The brief history of juggling and juggling facts

The rich and stunning history of juggling is briefly, but thoroughly summed up on its Wikipedia site. You are about to see a compilation based on this writing.

Origin and basics

The word juggling derives from the Middle English jogelen (to entertain by performing tricks), in turn from the Old French jangler.
Juggling is a skill involving moving objects for entertainment or sport. The most recognizable form of juggling is toss juggling, in which the juggler throws objects up to catch and toss up again. This may be one object or many objects, at the same time with one or many hands. Jugglers often refer to the objects they juggle as props. The most common props are balls or beanbags, rings, clubs, oranges, apples, and special bounce balls. Some performers use more dramatic objects such as knives, fire torches, and even chainsaws. The term juggling can also refer to other prop-based skills such as diabolo, devil sticks, poi, cigar boxes, fire-dancing, contact juggling, hooping, foot bag and hat manipulation.


Ancient to 20th century

This ancient wall painting (c. 1994-1781 B.C) appears to depict jugglers. It was found in the 15th tomb of the Karyssa I area, Egypt. In tomb 15, the prince is looking on to things he enjoyed in life that he wishes to take to the next world. The fact that jugglers are represented in a tomb suggests religious significance. … In egyptian mythology, round things were used to represent large solar objects, birth, and death as well.

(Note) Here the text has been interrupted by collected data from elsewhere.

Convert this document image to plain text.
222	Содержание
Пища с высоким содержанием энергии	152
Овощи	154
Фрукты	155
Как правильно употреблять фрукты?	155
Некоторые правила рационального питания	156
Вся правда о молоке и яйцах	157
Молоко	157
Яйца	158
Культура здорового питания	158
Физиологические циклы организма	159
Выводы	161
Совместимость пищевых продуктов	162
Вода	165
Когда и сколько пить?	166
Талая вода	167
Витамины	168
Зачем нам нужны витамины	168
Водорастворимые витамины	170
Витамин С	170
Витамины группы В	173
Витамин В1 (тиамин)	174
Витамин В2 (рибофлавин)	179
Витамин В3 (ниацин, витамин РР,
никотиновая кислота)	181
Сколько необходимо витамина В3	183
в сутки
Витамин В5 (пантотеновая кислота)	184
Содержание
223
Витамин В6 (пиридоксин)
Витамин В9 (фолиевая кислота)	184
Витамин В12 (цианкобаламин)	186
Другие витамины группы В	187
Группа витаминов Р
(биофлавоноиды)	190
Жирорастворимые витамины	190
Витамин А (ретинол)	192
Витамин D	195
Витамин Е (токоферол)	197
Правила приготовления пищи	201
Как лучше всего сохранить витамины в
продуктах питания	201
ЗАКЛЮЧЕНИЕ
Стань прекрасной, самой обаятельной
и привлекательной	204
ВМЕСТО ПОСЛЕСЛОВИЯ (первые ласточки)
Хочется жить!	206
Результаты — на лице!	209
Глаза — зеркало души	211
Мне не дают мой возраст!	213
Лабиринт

In Europe, juggling was an acceptable diversion until the decline of the Roman Empire, after which it fell into disgrace. Throughout the Middle Ages most histories were written about performers who juggled, called ‘gleemen’, accusing them of base morals or even practising witchcraft. In this era they would only perform in marketplaces, streets, fairs, or drinking houses. Some kings’ and noblemen’s bards, fools, or jesters would have been able to juggle or perform acrobatics.

In 1768 the first modern circus opened. A few years later jugglers were employed to perform acts along with the horse and clown acts. Since then, jugglers have been associated with circuses.

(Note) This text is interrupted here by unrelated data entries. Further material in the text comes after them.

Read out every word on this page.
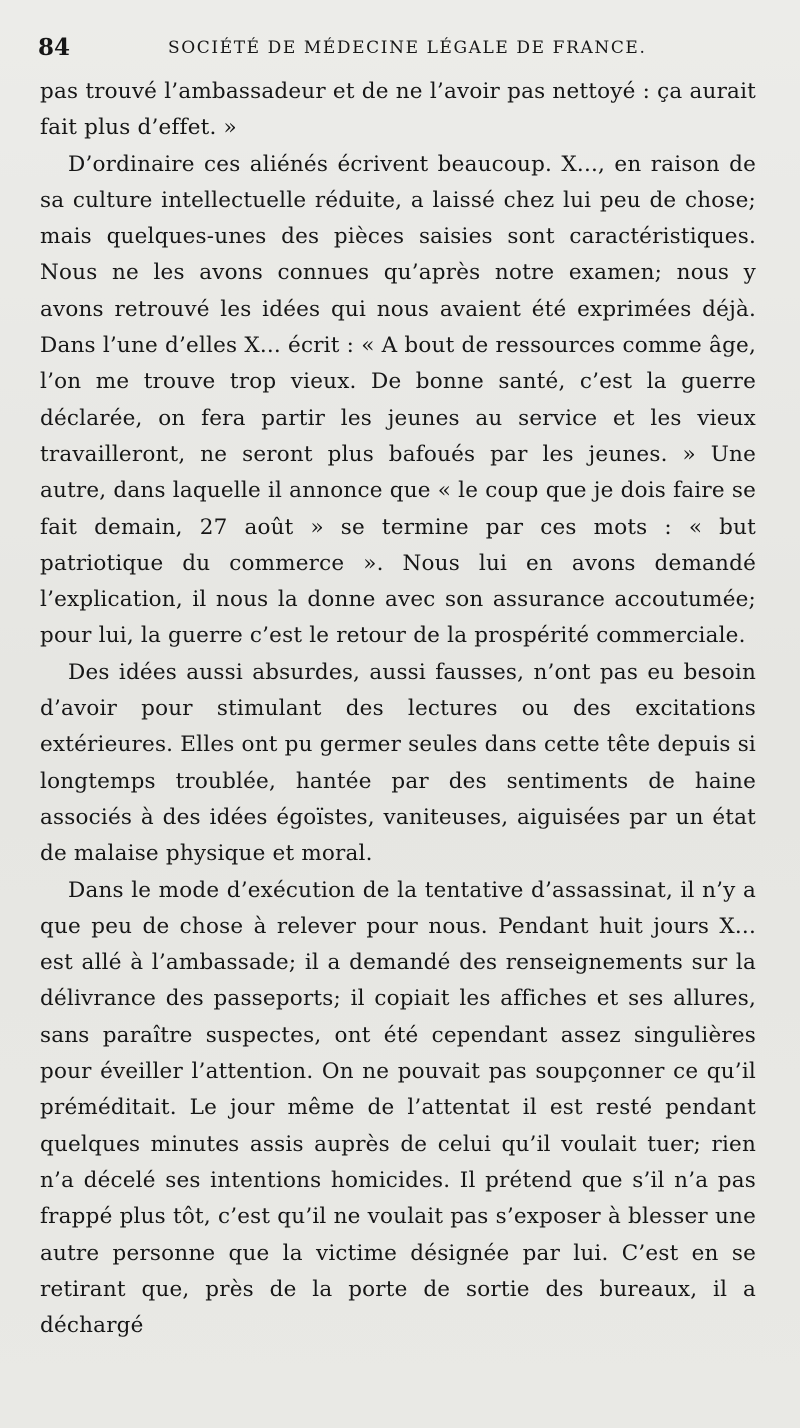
84	SOCIÉTÉ DE MÉDECINE LÉGALE DE FRANCE.

pas trouvé l’ambassadeur et de ne l’avoir pas nettoyé : ça aurait fait plus d’effet. »

D’ordinaire ces aliénés écrivent beaucoup. X..., en raison de sa culture intellectuelle réduite, a laissé chez lui peu de chose; mais quelques-unes des pièces saisies sont caractéristiques. Nous ne les avons connues qu’après notre examen; nous y avons retrouvé les idées qui nous avaient été exprimées déjà. Dans l’une d’elles X... écrit : « A bout de ressources comme âge, l’on me trouve trop vieux. De bonne santé, c’est la guerre déclarée, on fera partir les jeunes au service et les vieux travailleront, ne seront plus bafoués par les jeunes. » Une autre, dans laquelle il annonce que « le coup que je dois faire se fait demain, 27 août » se termine par ces mots : « but patriotique du commerce ». Nous lui en avons demandé l’explication, il nous la donne avec son assurance accoutumée; pour lui, la guerre c’est le retour de la prospérité commerciale.

Des idées aussi absurdes, aussi fausses, n’ont pas eu besoin d’avoir pour stimulant des lectures ou des excitations extérieures. Elles ont pu germer seules dans cette tête depuis si longtemps troublée, hantée par des sentiments de haine associés à des idées égoïstes, vaniteuses, aiguisées par un état de malaise physique et moral.

Dans le mode d’exécution de la tentative d’assassinat, il n’y a que peu de chose à relever pour nous. Pendant huit jours X... est allé à l’ambassade; il a demandé des renseignements sur la délivrance des passeports; il copiait les affiches et ses allures, sans paraître suspectes, ont été cependant assez singulières pour éveiller l’attention. On ne pouvait pas soupçonner ce qu’il préméditait. Le jour même de l’attentat il est resté pendant quelques minutes assis auprès de celui qu’il voulait tuer; rien n’a décelé ses intentions homicides. Il prétend que s’il n’a pas frappé plus tôt, c’est qu’il ne voulait pas s’exposer à blesser une autre personne que la victime désignée par lui. C’est en se retirant que, près de la porte de sortie des bureaux, il a déchargé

In the 19th century variety and music hall theatres became more popular, and jugglers were in demand to fill time between music acts, performing in front of the curtain while sets were changed. Performers started specializing in juggling, separating it from other kinds of performance such as sword swallowing and magic. Rubber processing developed, and jugglers started using rubber balls. Previously juggling balls were made from balls of twine, stuffed leather bags, wooden spheres, or various metals. Solid or inflatable rubber balls meant that bounce juggling was possible. Inflated rubber balls made ball spinning easier and more readily accessible. Soon in North America, vaudeville theatres employed jugglers, often hiring European performers.

20th century

In the 1950s, the early years of TV, when variety-style programming was popular, jugglers were often featured. But developing a new act for each new show, week after week, was more difficult for jugglers than other types of entertainers; comedians and musicians can pay others to write their material but jugglers cannot get other people to learn new skills on their behalf.

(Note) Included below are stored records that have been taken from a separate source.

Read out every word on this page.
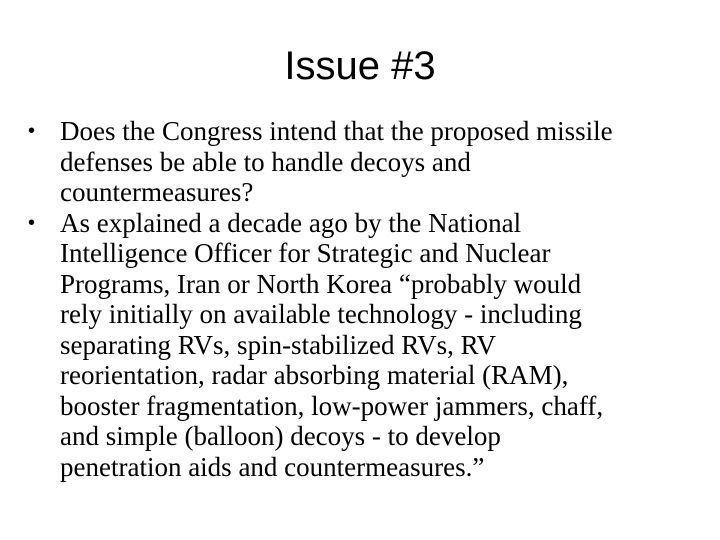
Issue #3
• Does the Congress intend that the proposed missile
defenses be able to handle decoys and
countermeasures?
• As explained a decade ago by the National
Intelligence Officer for Strategic and Nuclear
Programs, Iran or North Korea “probably would
rely initially on available technology - including
separating RVs, spin-stabilized RVs, RV
reorientation, radar absorbing material (RAM),
booster fragmentation, low-power jammers, chaff,
and simple (balloon) decoys - to develop
penetration aids and countermeasures.”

In the early 1950s the International Jugglers’ Association began as a club for performing jugglers and since 1980s, the juggling culture and community has developed.

Popular forms of juggling

Basically there are 6 main types of juggling:

1) Objects juggled
In this type of juggling the main goal is to juggle different types of objects, such as balls, clubs, rings, diabolos, devil sticks and cigar boxes. Unusual objects such as scarves, knives, fruits, flaming torches and chainsaws, may also be used.

2) Method of juggling
The classical and best known form (toss juggling) is throwing and catching objects in the air without touching the ground.Bounce juggling is bouncing objects (usually balls) off the ground. Contact juggling is manipulating the object in constant contact with the body.

3) Performance style
Performance style is basically thematic juggling. It can be done as a gentleman with the relevant props, such as a hat, wine bottle, cigar and cane. Or it can be performed as a sportsman, with bats, racquets and balls (snooker or football as well)

4) Number of objects juggled
The main aim is here to perform exceptionally skillful and impressive manipulations with the objects juggled. The more objects are juggled the more astonishing the tricks are.

5) Number of jugglers
Juggling is mostly performed individually. By increasing the number of players, the difficulty of the tricks might change. These tricks are happened to be much more spectacular than regular one-man shows.

6) Sport Juggling
Juggling is sometimes done as a sport. Organizations such as the WJF promote sport juggling and reward pure technical ability and give no credit for entertainment, or for juggling with props such as knives or torches.